Laura met me, accompanied by her documentarian, at the exact time and place. From there, we placed a call to Wales, where Sorrel and her colaborator, Lisbeth, were waiting. The two teams each took 493 steps, to symbolize the kilometers separating us. I wandered away from St. Catherine, towards the old port, reaching Rene Levesque as our starting place.
Then, Laura wrote instructions on the ground. Look towards the ___________________ and turn right. I was to find something in my field of vision that could fill in the blank. Seeing a woman in an obnxiously monotone hot pink suit, I suggested, "The woman in the garrish pink outfit." The instructions were relayed to Lisbeth and Sorrel, who were then to find an individual in a garrish pink outfit and turn right. I, on the other hand, had a much easier task of finding a "reception" which I interpreted as a reception desk for a hotel.
So we continued for about an hour and a half, relaying instructions back in this mad-libs style art project. It was fun -- mainly to come up with unusual things to fill in the blanks. I was rather proud when I took the word "wonder" from a travel agency called "Vacances Wonder" to give the instruction, "Follow the wonder and find a place to rest yourself."

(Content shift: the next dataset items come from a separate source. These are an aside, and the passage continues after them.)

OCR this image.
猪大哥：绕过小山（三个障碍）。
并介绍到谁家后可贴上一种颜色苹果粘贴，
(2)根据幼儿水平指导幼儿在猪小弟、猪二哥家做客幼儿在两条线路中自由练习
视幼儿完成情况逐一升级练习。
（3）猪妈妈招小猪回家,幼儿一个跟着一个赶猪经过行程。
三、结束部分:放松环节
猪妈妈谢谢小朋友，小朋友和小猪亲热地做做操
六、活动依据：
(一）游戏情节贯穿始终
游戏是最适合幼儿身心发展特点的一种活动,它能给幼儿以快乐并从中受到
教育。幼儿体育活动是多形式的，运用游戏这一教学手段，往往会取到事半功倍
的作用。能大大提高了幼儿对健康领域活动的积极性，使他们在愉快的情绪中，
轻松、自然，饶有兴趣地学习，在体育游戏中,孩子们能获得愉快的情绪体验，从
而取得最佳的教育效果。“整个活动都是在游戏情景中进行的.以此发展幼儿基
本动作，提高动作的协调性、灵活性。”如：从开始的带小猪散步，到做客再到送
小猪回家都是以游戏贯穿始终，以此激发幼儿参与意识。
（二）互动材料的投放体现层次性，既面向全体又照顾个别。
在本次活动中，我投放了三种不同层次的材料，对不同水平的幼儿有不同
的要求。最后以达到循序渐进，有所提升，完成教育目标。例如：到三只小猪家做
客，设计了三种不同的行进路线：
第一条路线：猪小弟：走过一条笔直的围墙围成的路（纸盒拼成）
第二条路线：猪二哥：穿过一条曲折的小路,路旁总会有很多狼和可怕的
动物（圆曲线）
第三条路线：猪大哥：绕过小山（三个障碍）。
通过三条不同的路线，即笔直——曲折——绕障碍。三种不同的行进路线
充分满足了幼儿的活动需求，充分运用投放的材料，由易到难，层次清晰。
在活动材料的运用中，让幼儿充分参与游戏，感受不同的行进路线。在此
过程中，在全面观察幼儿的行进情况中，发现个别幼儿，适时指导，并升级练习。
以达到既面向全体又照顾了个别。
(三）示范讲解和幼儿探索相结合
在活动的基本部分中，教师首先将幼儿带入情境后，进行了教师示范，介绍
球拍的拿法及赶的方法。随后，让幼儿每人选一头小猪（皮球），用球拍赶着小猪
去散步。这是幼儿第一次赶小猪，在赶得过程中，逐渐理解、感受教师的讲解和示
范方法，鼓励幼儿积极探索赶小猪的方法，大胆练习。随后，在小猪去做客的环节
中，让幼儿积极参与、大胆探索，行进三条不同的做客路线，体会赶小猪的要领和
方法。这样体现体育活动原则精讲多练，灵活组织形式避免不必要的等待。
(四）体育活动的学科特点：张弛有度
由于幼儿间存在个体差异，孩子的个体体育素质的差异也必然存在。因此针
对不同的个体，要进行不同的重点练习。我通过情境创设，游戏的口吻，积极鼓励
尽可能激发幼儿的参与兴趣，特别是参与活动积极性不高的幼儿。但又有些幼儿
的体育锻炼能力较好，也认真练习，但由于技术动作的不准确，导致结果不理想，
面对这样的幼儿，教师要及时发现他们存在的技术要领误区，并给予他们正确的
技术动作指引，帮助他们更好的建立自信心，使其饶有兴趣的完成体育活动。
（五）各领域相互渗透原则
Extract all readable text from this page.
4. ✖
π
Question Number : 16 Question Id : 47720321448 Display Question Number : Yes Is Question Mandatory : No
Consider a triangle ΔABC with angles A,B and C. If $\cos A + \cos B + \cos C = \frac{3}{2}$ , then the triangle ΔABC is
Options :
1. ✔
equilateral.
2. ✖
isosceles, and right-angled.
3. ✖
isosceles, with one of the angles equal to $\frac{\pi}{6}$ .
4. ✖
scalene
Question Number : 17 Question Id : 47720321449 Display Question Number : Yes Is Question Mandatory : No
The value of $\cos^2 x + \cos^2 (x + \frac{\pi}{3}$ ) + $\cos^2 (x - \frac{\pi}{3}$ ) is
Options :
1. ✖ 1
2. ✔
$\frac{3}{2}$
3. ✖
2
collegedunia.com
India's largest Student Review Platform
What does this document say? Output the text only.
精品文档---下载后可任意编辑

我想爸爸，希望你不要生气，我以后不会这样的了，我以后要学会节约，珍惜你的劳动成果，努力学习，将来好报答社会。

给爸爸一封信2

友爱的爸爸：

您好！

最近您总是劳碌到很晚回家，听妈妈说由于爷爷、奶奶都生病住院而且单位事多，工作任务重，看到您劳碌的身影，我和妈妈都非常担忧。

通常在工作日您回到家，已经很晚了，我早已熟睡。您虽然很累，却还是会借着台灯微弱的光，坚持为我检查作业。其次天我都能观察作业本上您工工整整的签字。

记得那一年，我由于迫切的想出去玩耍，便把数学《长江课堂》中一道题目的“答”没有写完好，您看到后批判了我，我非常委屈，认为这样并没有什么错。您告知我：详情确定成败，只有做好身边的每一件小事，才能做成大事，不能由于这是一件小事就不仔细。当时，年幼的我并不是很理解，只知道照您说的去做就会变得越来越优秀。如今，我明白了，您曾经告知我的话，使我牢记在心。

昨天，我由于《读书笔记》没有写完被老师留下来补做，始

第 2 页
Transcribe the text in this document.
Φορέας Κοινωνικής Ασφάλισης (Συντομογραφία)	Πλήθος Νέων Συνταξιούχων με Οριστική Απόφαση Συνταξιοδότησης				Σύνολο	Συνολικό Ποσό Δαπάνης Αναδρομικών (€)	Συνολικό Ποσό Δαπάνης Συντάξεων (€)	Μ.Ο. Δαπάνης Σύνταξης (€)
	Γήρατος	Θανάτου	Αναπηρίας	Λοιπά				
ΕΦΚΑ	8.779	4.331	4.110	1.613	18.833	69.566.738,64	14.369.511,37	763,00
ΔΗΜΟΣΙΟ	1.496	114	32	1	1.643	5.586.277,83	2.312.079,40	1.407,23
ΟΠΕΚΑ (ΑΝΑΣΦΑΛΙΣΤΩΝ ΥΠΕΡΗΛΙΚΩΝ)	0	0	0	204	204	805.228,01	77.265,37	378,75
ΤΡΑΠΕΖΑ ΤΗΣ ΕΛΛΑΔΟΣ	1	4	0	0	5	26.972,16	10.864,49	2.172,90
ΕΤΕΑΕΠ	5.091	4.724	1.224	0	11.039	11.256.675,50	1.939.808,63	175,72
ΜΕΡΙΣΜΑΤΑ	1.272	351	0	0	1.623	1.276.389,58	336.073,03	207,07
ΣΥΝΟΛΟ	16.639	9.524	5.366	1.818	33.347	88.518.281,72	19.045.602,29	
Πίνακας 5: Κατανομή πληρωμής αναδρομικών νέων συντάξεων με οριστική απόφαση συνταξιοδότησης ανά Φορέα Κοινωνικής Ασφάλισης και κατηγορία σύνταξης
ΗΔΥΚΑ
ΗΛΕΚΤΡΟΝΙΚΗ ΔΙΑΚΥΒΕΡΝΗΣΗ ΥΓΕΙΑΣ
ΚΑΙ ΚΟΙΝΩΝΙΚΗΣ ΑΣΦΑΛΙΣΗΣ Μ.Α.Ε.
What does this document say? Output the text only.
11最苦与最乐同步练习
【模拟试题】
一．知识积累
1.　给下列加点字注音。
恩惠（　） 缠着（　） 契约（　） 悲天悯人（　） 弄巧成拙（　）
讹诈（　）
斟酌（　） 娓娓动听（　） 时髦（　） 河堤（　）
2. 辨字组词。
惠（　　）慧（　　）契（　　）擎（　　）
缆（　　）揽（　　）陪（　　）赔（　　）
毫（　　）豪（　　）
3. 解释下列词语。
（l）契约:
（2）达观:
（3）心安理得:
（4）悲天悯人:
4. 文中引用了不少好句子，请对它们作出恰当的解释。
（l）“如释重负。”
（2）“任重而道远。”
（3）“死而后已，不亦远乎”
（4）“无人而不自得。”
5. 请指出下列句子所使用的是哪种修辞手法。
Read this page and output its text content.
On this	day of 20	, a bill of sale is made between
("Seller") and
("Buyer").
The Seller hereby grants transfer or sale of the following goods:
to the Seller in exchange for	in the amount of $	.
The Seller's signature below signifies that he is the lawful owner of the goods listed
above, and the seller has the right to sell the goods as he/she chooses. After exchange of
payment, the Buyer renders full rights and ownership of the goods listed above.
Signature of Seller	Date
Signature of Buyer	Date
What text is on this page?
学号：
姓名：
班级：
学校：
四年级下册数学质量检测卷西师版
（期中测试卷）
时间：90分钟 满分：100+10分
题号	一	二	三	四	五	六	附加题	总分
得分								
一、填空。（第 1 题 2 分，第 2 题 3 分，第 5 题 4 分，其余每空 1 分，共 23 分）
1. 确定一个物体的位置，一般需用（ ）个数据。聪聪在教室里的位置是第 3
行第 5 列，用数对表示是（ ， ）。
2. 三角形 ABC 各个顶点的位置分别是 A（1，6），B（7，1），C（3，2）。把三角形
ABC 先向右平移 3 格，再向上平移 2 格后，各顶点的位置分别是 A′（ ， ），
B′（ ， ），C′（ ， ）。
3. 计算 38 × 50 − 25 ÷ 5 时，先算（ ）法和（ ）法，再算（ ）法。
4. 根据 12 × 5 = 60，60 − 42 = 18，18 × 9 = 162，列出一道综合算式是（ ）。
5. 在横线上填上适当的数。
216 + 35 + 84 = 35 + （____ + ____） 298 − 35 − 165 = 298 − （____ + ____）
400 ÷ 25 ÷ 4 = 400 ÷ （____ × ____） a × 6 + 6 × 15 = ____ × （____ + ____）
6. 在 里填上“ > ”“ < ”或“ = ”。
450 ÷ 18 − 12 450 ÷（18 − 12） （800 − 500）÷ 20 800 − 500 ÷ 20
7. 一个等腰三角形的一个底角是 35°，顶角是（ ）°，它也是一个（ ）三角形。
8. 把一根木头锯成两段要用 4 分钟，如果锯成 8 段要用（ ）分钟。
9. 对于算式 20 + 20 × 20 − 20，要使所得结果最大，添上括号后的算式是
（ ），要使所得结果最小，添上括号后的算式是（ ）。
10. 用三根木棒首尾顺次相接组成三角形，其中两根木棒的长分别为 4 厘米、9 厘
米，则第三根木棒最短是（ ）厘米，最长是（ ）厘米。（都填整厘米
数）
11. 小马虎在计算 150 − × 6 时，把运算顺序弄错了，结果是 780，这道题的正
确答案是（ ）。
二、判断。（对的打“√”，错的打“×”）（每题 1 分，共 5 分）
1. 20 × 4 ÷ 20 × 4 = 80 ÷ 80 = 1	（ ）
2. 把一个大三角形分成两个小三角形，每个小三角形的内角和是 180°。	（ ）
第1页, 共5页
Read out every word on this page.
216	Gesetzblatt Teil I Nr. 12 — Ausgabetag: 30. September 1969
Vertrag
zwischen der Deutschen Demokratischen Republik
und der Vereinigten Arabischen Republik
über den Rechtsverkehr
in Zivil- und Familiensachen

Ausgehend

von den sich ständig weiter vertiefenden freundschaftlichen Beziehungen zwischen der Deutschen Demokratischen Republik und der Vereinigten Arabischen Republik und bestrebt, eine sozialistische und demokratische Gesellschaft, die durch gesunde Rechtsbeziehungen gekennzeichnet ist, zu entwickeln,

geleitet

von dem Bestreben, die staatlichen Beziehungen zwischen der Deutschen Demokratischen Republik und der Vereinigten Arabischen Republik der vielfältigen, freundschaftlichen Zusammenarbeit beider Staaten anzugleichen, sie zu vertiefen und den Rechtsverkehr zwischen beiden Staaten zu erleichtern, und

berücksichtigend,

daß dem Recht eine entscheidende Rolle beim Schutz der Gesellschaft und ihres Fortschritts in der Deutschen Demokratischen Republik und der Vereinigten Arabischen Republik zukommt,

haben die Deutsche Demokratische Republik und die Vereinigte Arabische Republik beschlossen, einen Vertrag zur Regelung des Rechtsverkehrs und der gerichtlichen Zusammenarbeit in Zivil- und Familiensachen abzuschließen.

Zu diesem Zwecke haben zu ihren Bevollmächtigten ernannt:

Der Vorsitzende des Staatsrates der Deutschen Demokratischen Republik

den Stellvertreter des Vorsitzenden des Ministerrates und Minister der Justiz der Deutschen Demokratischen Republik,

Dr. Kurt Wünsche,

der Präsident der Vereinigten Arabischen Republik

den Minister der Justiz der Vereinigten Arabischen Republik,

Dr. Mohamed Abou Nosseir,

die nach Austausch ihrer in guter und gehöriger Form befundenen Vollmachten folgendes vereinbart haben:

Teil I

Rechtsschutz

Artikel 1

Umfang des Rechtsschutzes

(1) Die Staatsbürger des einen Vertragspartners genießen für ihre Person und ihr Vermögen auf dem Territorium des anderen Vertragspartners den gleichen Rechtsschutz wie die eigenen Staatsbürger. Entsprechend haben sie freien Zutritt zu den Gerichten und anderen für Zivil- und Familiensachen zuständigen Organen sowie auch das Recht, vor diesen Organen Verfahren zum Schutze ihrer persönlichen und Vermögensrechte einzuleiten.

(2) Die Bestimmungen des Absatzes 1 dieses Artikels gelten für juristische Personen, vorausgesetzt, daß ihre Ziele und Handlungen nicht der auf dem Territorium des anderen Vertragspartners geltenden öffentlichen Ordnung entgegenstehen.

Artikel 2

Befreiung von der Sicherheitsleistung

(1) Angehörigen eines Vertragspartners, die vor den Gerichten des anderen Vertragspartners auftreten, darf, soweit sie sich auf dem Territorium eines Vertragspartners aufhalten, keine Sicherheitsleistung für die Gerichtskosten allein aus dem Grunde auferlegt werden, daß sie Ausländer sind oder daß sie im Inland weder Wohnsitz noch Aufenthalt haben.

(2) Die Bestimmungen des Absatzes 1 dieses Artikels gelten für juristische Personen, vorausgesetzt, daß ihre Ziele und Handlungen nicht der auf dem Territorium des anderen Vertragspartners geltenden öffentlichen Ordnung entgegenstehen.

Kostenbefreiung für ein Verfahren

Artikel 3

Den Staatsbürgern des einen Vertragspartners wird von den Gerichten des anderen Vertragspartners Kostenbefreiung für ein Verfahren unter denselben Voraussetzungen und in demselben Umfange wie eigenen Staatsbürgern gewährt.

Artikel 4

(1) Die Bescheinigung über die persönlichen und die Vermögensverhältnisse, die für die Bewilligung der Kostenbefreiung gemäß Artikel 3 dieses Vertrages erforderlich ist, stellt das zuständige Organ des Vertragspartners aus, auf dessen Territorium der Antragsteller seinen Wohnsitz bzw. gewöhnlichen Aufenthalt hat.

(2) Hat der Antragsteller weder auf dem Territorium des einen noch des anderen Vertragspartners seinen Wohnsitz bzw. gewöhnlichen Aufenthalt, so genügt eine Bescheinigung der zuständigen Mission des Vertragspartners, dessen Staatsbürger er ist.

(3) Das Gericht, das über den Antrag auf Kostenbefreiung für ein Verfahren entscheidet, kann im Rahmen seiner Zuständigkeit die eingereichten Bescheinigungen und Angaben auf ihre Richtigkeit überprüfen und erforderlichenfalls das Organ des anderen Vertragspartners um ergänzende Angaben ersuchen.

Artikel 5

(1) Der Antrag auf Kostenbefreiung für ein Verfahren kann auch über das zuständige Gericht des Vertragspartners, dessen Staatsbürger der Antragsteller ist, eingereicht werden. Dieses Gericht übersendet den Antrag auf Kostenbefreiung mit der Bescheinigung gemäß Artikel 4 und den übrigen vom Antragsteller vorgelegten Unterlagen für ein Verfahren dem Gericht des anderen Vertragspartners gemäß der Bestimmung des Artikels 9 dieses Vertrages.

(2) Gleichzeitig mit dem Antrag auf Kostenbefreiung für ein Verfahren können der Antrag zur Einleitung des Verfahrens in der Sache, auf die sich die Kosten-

At the end, I was told to describe my view to Lisbeth on the phone, and she did the same for me. As she described her view, I was instructed to draw it on a postcard given to me and finally to mail the postcard to her. And so it went... artist and creator sent postcard to artist and creator.
This wonderful (yes, there's the wonder) way to spend two hours was certainly not my typical art outing. sure, I go to gallery openings. But the art is passive and I am a viewer who interprets. In this case, I was turned into collaborator for the duration of the project. Although documented, the project in fact ends when the walking tour ends. I suppose the postcard is really its only remaining component.
I'm not entirely sure what to make of it. I did enjoy myself immensely. Would I consider this art? Not typically, I guess. But, that is part of the beauty of making art -- it can challenge one's preconceived notions of what art is. I am intrigued by very modern art these days of the land art genre and minimalist genre, even though it lacks the technical skills I so admire of line drawing and color. But, when explained, I appreciate the intent of these modern artists. I suppose Further Afield is very much in this vein. It warps and reinterprets the premises of art and makes one say "Aha! Thank you for stinging me out of my rut."